Index Update Intervals, Index Granularity, Index Ignored words, Indexing feature options
- Indexing Features
- Index Update Interval
- Committing Indexed Documents to Disk Interval
- Index Search Results Interval
- Unsupported Characters in Folder names , Files and content
Indexing Features
- Multiple clusters are supported by a single Search & Recover cluster with Per Path ingestion capabilities.
- Alternate Data Streams
- Only the main data stream will be indexed, any alternate data streams will not be indexed with content
- Per Path Ingestion Capabilities:
- File system metadata only (default mode).
- Full content + file system metadata.
- Snapshot Aware mode ingests files in snapshots for historical searching and file version support in the search results:
- Snapshot Aware mode will index files in a snapshot. This mode will incrementally index each new snapshot discovered and retain the history of files within the snapshot.
- Include or exclude Override Allows paths, plus wild card or file types, to be skipped or added to the index.
Example 1: A path configured for metadata only can add an include option for a specific path, or file type to be full content indexed
Example 2: A path configured for full content can add an exclude option of a path or file types to skip processing time on low value data. This will improve performance and reduce the index size.
Index Update Interval
As full and incremental indexing jobs are running and indexing documents, it is important to understand when documents are committed to disk and when indexed content is available for searching.
Committing Indexed Documents to Disk Interval
As documents are being indexed, results are logged in a transaction log. A hard commit is completed that applies all transaction log entries to the master index when either of the following criteria have been met:
- 20 000 documents have been submitted to the index - OR
- 5 minutes has passed since the last hard commit to the index
Whichever threshold is hit first triggers a disk write to the master index from the transaction logs.
NOTE: These background processes do not mean the documents will appear in search results. This process ensures data integrity of the index and ensures on cluster crash that the boot process does not require a lengthy log replay of uncommitted documents to the index.
Index Search Results Interval
Indexed content becomes available for searching as described below:
- A background process updates the search results cache allowing newly added documents to appear in search results.
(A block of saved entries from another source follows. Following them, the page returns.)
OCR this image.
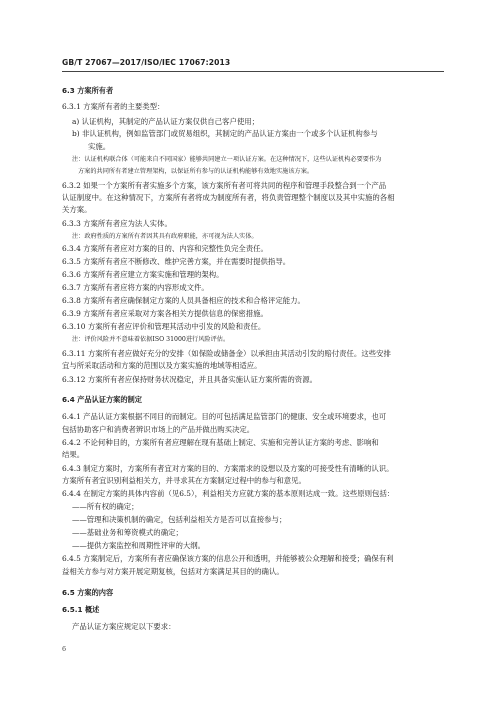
GB/T 27067—2017/ISO/IEC 17067:2013
6.3 方案所有者
6.3.1 方案所有者的主要类型：
a) 认证机构，其制定的产品认证方案仅供自己客户使用；
b) 非认证机构，例如监管部门或贸易组织，其制定的产品认证方案由一个或多个认证机构参与
实施。
注：认证机构联合体（可能来自不同国家）能够共同建立一项认证方案。在这种情况下，这些认证机构必要要作为
方案的共同所有者建立管理架构，以保证所有参与的认证机构能够有效地实施该方案。
6.3.2 如果一个方案所有者实施多个方案，该方案所有者可将共同的程序和管理手段整合到一个产品
认证制度中。在这种情况下，方案所有者将成为制度所有者，将负责管理整个制度以及其中实施的各相
关方案。
6.3.3 方案所有者应为法人实体。
注：政府性质的方案所有者因其具有政府职能，亦可视为法人实体。
6.3.4 方案所有者应对方案的目的、内容和完整性负完全责任。
6.3.5 方案所有者应不断修改、维护完善方案，并在需要时提供指导。
6.3.6 方案所有者应建立方案实施和管理的架构。
6.3.7 方案所有者应将方案的内容形成文件。
6.3.8 方案所有者应确保制定方案的人员具备相应的技术和合格评定能力。
6.3.9 方案所有者应采取对方案各相关方提供信息的保密措施。
6.3.10 方案所有者应评价和管理其活动中引发的风险和责任。
注：评价风险并不意味着依据ISO 31000进行风险评估。
6.3.11 方案所有者应做好充分的安排（如保险或储备金）以承担由其活动引发的赔付责任。这些安排
宜与所采取活动和方案的范围以及方案实施的地域等相适应。
6.3.12 方案所有者应保持财务状况稳定，并且具备实施认证方案所需的资源。
6.4 产品认证方案的制定
6.4.1 产品认证方案根据不同目的而制定。目的可包括满足监管部门的健康、安全或环境要求，也可
包括协助客户和消费者辨识市场上的产品并做出购买决定。
6.4.2 不论何种目的，方案所有者应理解在现有基础上制定、实施和完善认证方案的考虑、影响和
结果。
6.4.3 制定方案时，方案所有者宜对方案的目的、方案需求的设想以及方案的可接受性有清晰的认识。
方案所有者宜识别利益相关方，并寻求其在方案制定过程中的参与和意见。
6.4.4 在制定方案的具体内容前（见6.5），利益相关方应就方案的基本原则达成一致。这些原则包括：
——所有权的确定；
——管理和决策机制的确定，包括利益相关方是否可以直接参与；
——基础业务和筹资模式的确定；
——提供方案监控和周期性评审的大纲。
6.4.5 方案制定后，方案所有者应确保该方案的信息公开和透明，并能够被公众理解和接受；确保有利
益相关方参与对方案开展定期复核，包括对方案满足其目的的确认。
6.5 方案的内容
6.5.1 概述
产品认证方案应规定以下要求：
6
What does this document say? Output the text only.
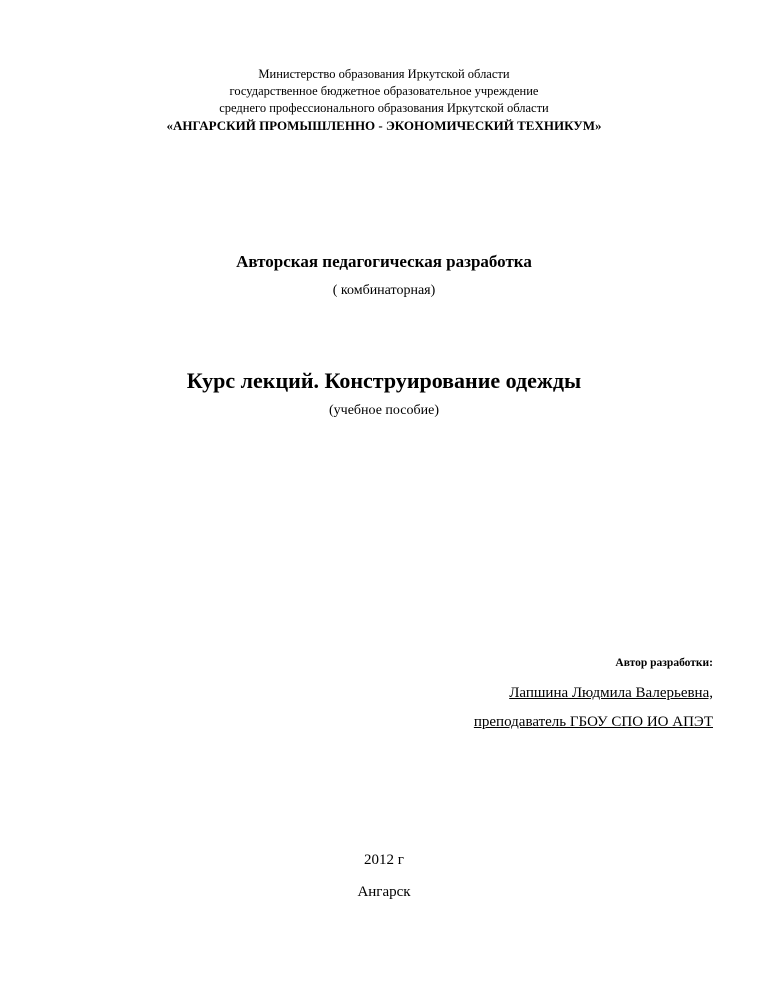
Министерство образования Иркутской области
государственное бюджетное образовательное учреждение
среднего профессионального образования Иркутской области
«АНГАРСКИЙ ПРОМЫШЛЕННО - ЭКОНОМИЧЕСКИЙ ТЕХНИКУМ»
Авторская педагогическая разработка
( комбинаторная)
Курс лекций. Конструирование одежды
(учебное пособие)
Автор разработки:
Лапшина Людмила Валерьевна,
преподаватель ГБОУ СПО ИО АПЭТ
2012 г
Ангарск
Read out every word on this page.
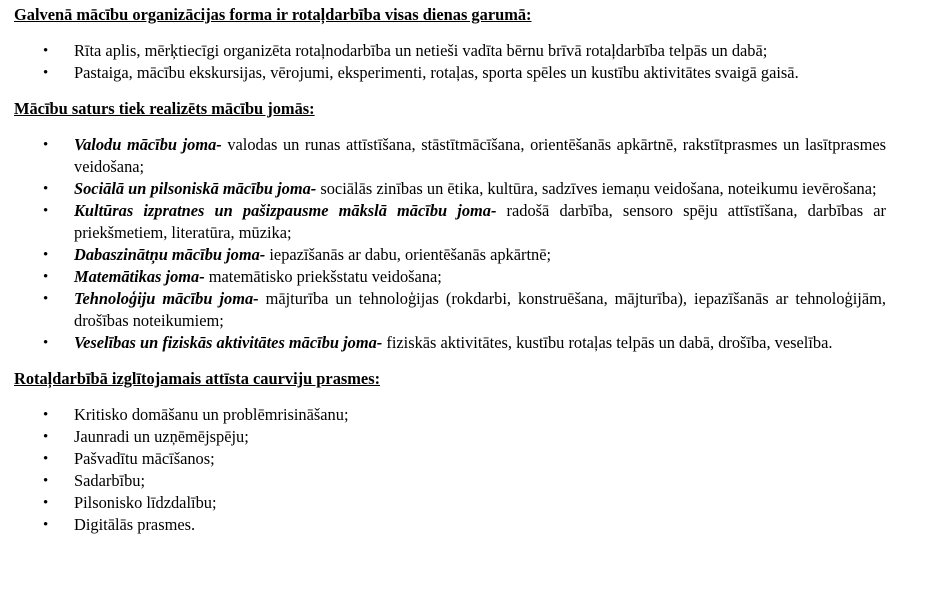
Galvenā mācību organizācijas forma ir rotaļdarbība visas dienas garumā:

• Rīta aplis, mērķtiecīgi organizēta rotaļnodarbība un netieši vadīta bērnu brīvā rotaļdarbība telpās un dabā;
• Pastaiga, mācību ekskursijas, vērojumi, eksperimenti, rotaļas, sporta spēles un kustību aktivitātes svaigā gaisā.

Mācību saturs tiek realizēts mācību jomās:

• Valodu mācību joma- valodas un runas attīstīšana, stāstītmācīšana, orientēšanās apkārtnē, rakstītprasmes un lasītprasmes veidošana;
• Sociālā un pilsoniskā mācību joma- sociālās zinības un ētika, kultūra, sadzīves iemaņu veidošana, noteikumu ievērošana;
• Kultūras izpratnes un pašizpausme mākslā mācību joma- radošā darbība, sensoro spēju attīstīšana, darbības ar priekšmetiem, literatūra, mūzika;
• Dabaszinātņu mācību joma- iepazīšanās ar dabu, orientēšanās apkārtnē;
• Matemātikas joma- matemātisko priekšstatu veidošana;
• Tehnoloģiju mācību joma- mājturība un tehnoloģijas (rokdarbi, konstruēšana, mājturība), iepazīšanās ar tehnoloģijām, drošības noteikumiem;
• Veselības un fiziskās aktivitātes mācību joma- fiziskās aktivitātes, kustību rotaļas telpās un dabā, drošība, veselība.

Rotaļdarbībā izglītojamais attīsta caurviju prasmes:

• Kritisko domāšanu un problēmrisināšanu;
• Jaunradi un uzņēmējspēju;
• Pašvadītu mācīšanos;
• Sadarbību;
• Pilsonisko līdzdalību;
• Digitālās prasmes.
This operation is an expensive cluster wide process and will be updated based on either of these criteria:
- If 10 Million documents are added to the index, the result cache will be updated to include these new documents in results - OR
- If 30 minutes have passed since document was indexed
Whichever threshold is hit first will trigger new documents to be available in the index for searching.
Unsupported Characters in Folder names , Files and content
The following characters are currently unsupported if they exist in a file name or directory. If a directory has a special character listed below all child subfolders will not have any files indexed.
- { } < > ' / [ ] ( ) : " \ # $